Cats and dogs are infected with a wide range of parasites, many of which are capable of causing or contributing to disease. Veterinary nurses play a vital role in helping to formulate parasite control plans for pets. Routine diagnostic testing alongside risk-based appropriate preventative treatment is important for efficacy of treatment to be monitored, screening for sub-clinical parasitic infections and drug resistance and to demonstrate that current parasite control recommendations are adequate. A wide range of diagnostic tools are available to veterinary practices and this article considers some of the diagnostic techniques available for routine parasite diagnosis and how they might be used in parasite prevention plans for cats and dogs.

Cats and dogs are exposed to a wide range of parasites, such as Toxocara spp., Echinococcus granulosus, Angiostrongylus vasorum and tick-borne pathogens, which may cause significant disease in pets or present zoonotic risks to owners (Morgan et al, 2005; Overgauuw and Van Knapen 2013; Craig, 2014).
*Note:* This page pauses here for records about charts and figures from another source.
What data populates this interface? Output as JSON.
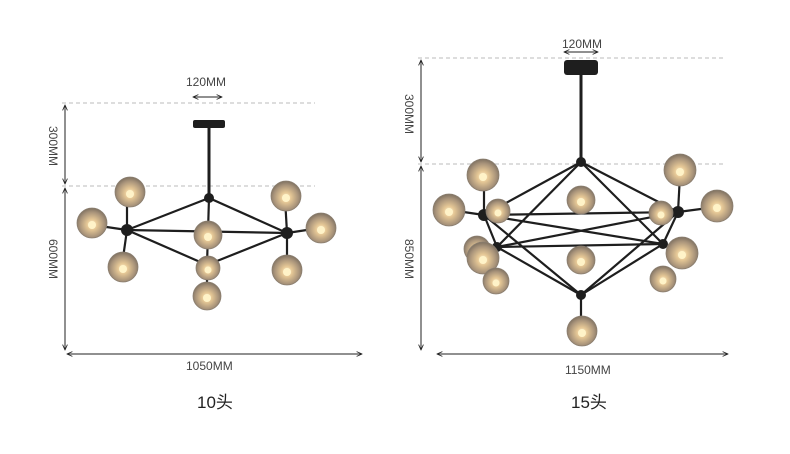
{
  "left_variant": {
    "canopy_width": "120MM",
    "rod_height": "300MM",
    "body_height": "600MM",
    "width": "1050MM",
    "caption": "10头"
  },
  "right_variant": {
    "canopy_width": "120MM",
    "rod_height": "300MM",
    "body_height": "850MM",
    "width": "1150MM",
    "caption": "15头"
  },
  "colors": {
    "frame": "#1e1e1e",
    "globe": "#b9a58a",
    "bulb": "#fff3c8",
    "dimension_line": "#222222",
    "dashed_guide": "#bbbbbb"
  }
}
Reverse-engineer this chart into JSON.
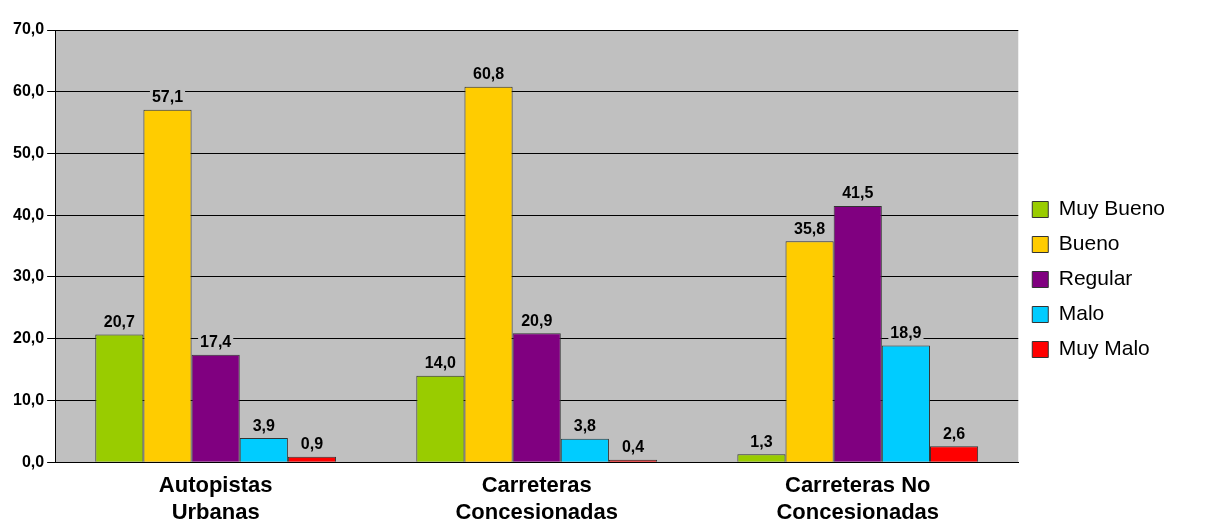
{
  "chart_data": {
    "type": "bar",
    "categories": [
      "Autopistas Urbanas",
      "Carreteras Concesionadas",
      "Carreteras No Concesionadas"
    ],
    "series": [
      {
        "name": "Muy Bueno",
        "color": "#99cc00",
        "values": [
          20.7,
          14.0,
          1.3
        ],
        "value_labels": [
          "20,7",
          "14,0",
          "1,3"
        ]
      },
      {
        "name": "Bueno",
        "color": "#ffcc00",
        "values": [
          57.1,
          60.8,
          35.8
        ],
        "value_labels": [
          "57,1",
          "60,8",
          "35,8"
        ]
      },
      {
        "name": "Regular",
        "color": "#800080",
        "values": [
          17.4,
          20.9,
          41.5
        ],
        "value_labels": [
          "17,4",
          "20,9",
          "41,5"
        ]
      },
      {
        "name": "Malo",
        "color": "#00ccff",
        "values": [
          3.9,
          3.8,
          18.9
        ],
        "value_labels": [
          "3,9",
          "3,8",
          "18,9"
        ]
      },
      {
        "name": "Muy Malo",
        "color": "#ff0000",
        "values": [
          0.9,
          0.4,
          2.6
        ],
        "value_labels": [
          "0,9",
          "0,4",
          "2,6"
        ]
      }
    ],
    "ylim": [
      0,
      70
    ],
    "yticks": [
      {
        "value": 0,
        "label": "0,0"
      },
      {
        "value": 10,
        "label": "10,0"
      },
      {
        "value": 20,
        "label": "20,0"
      },
      {
        "value": 30,
        "label": "30,0"
      },
      {
        "value": 40,
        "label": "40,0"
      },
      {
        "value": 50,
        "label": "50,0"
      },
      {
        "value": 60,
        "label": "60,0"
      },
      {
        "value": 70,
        "label": "70,0"
      }
    ],
    "grid": "y",
    "legend": "right"
  }
}
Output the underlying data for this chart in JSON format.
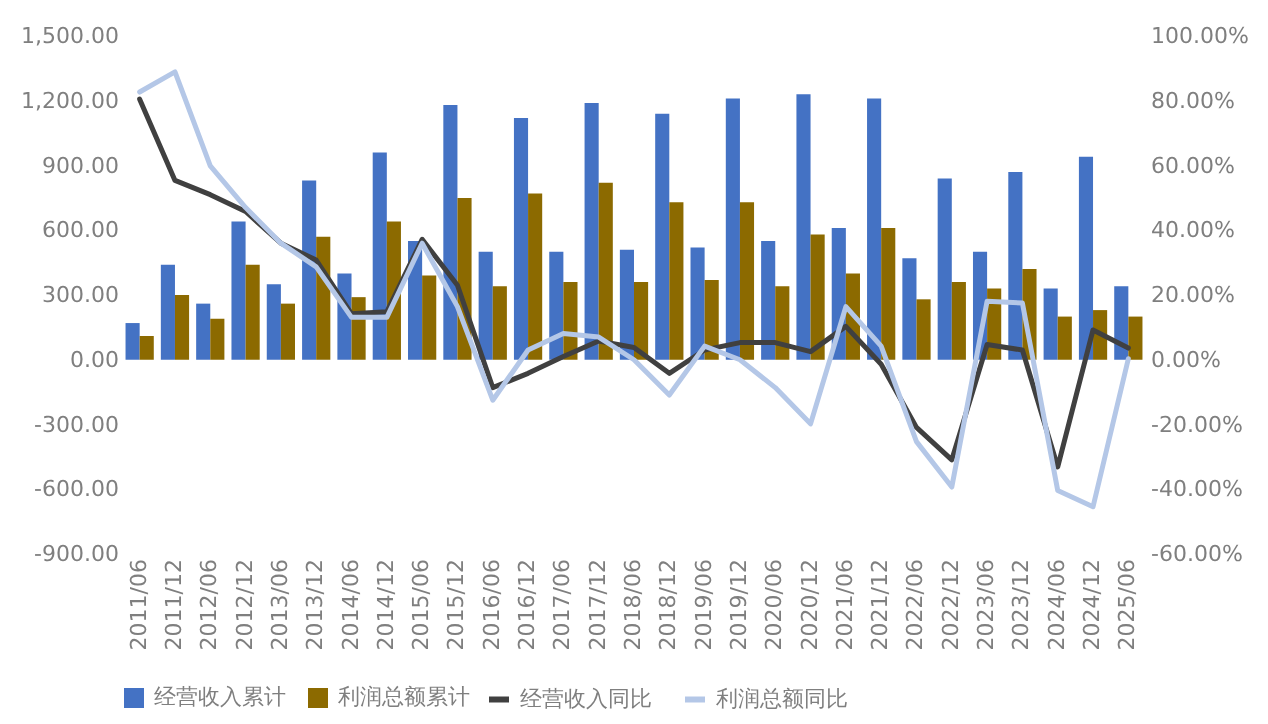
{
  "chart_data": {
    "type": "bar",
    "categories": [
      "2011/06",
      "2011/12",
      "2012/06",
      "2012/12",
      "2013/06",
      "2013/12",
      "2014/06",
      "2014/12",
      "2015/06",
      "2015/12",
      "2016/06",
      "2016/12",
      "2017/06",
      "2017/12",
      "2018/06",
      "2018/12",
      "2019/06",
      "2019/12",
      "2020/06",
      "2020/12",
      "2021/06",
      "2021/12",
      "2022/06",
      "2022/12",
      "2023/06",
      "2023/12",
      "2024/06",
      "2024/12",
      "2025/06"
    ],
    "series": [
      {
        "name": "经营收入累计",
        "color": "#4472c4",
        "values": [
          170,
          440,
          260,
          640,
          350,
          830,
          400,
          960,
          550,
          1180,
          500,
          1120,
          500,
          1190,
          510,
          1140,
          520,
          1210,
          550,
          1230,
          610,
          1210,
          470,
          840,
          500,
          870,
          330,
          940,
          340
        ]
      },
      {
        "name": "利润总额累计",
        "color": "#8c6a00",
        "values": [
          110,
          300,
          190,
          440,
          260,
          570,
          290,
          640,
          390,
          750,
          340,
          770,
          360,
          820,
          360,
          730,
          370,
          730,
          340,
          580,
          400,
          610,
          280,
          360,
          330,
          420,
          200,
          230,
          200
        ]
      },
      {
        "name": "经营收入同比",
        "type": "line",
        "axis": "y2",
        "color": "#404040",
        "values": [
          80.5,
          55.4,
          51,
          45.8,
          36,
          30.8,
          14.2,
          14.8,
          37.2,
          23,
          -8.6,
          -4.2,
          1,
          5.8,
          3.8,
          -4.2,
          3,
          5.3,
          5.3,
          2.5,
          10.3,
          -1.4,
          -20.9,
          -30.9,
          4.7,
          3,
          -33.1,
          9.2,
          3.6
        ]
      },
      {
        "name": "利润总额同比",
        "type": "line",
        "axis": "y2",
        "color": "#b4c7e7",
        "values": [
          82.7,
          88.9,
          59.9,
          47,
          36,
          28.7,
          13.1,
          13.1,
          36,
          16.4,
          -12.5,
          3,
          8.1,
          7,
          0,
          -10.9,
          4.2,
          0,
          -8.6,
          -19.8,
          16.4,
          4.2,
          -25.3,
          -39.3,
          18.1,
          17.5,
          -40.4,
          -45.4,
          0.3
        ]
      }
    ],
    "ylim": [
      -900,
      1500
    ],
    "yticks": [
      {
        "value": -900,
        "label": "-900.00"
      },
      {
        "value": -600,
        "label": "-600.00"
      },
      {
        "value": -300,
        "label": "-300.00"
      },
      {
        "value": 0,
        "label": "0.00"
      },
      {
        "value": 300,
        "label": "300.00"
      },
      {
        "value": 600,
        "label": "600.00"
      },
      {
        "value": 900,
        "label": "900.00"
      },
      {
        "value": 1200,
        "label": "1,200.00"
      },
      {
        "value": 1500,
        "label": "1,500.00"
      }
    ],
    "y2lim": [
      -60,
      100
    ],
    "y2ticks": [
      {
        "value": -60,
        "label": "-60.00%"
      },
      {
        "value": -40,
        "label": "-40.00%"
      },
      {
        "value": -20,
        "label": "-20.00%"
      },
      {
        "value": 0,
        "label": "0.00%"
      },
      {
        "value": 20,
        "label": "20.00%"
      },
      {
        "value": 40,
        "label": "40.00%"
      },
      {
        "value": 60,
        "label": "60.00%"
      },
      {
        "value": 80,
        "label": "80.00%"
      },
      {
        "value": 100,
        "label": "100.00%"
      }
    ],
    "legend": "bottom"
  }
}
Although there are little data on current UK disease incidence from these parasites, the consequences of infection are potentially severe. Some parasites with disease and zoonotic potential are ubiquitous and exposure is practically impossible to avoid. For UK cats and dogs this is true of the roundworm Toxocara and cat fleas. Regular treatment for Toxocara spp. and fleas is essential and should therefore form the basis of all cat and dog parasite control programmes. Other parasite prevention is risk assessed on the basis of lifestyle and geographical distribution. Parasites to consider in the UK would be ticks (Ixodes spp., Dermacentor reticulatus), tapeworm (Dipylidium caninum, Taenia spp., E. granulosus) and lungworm (A. vasorum).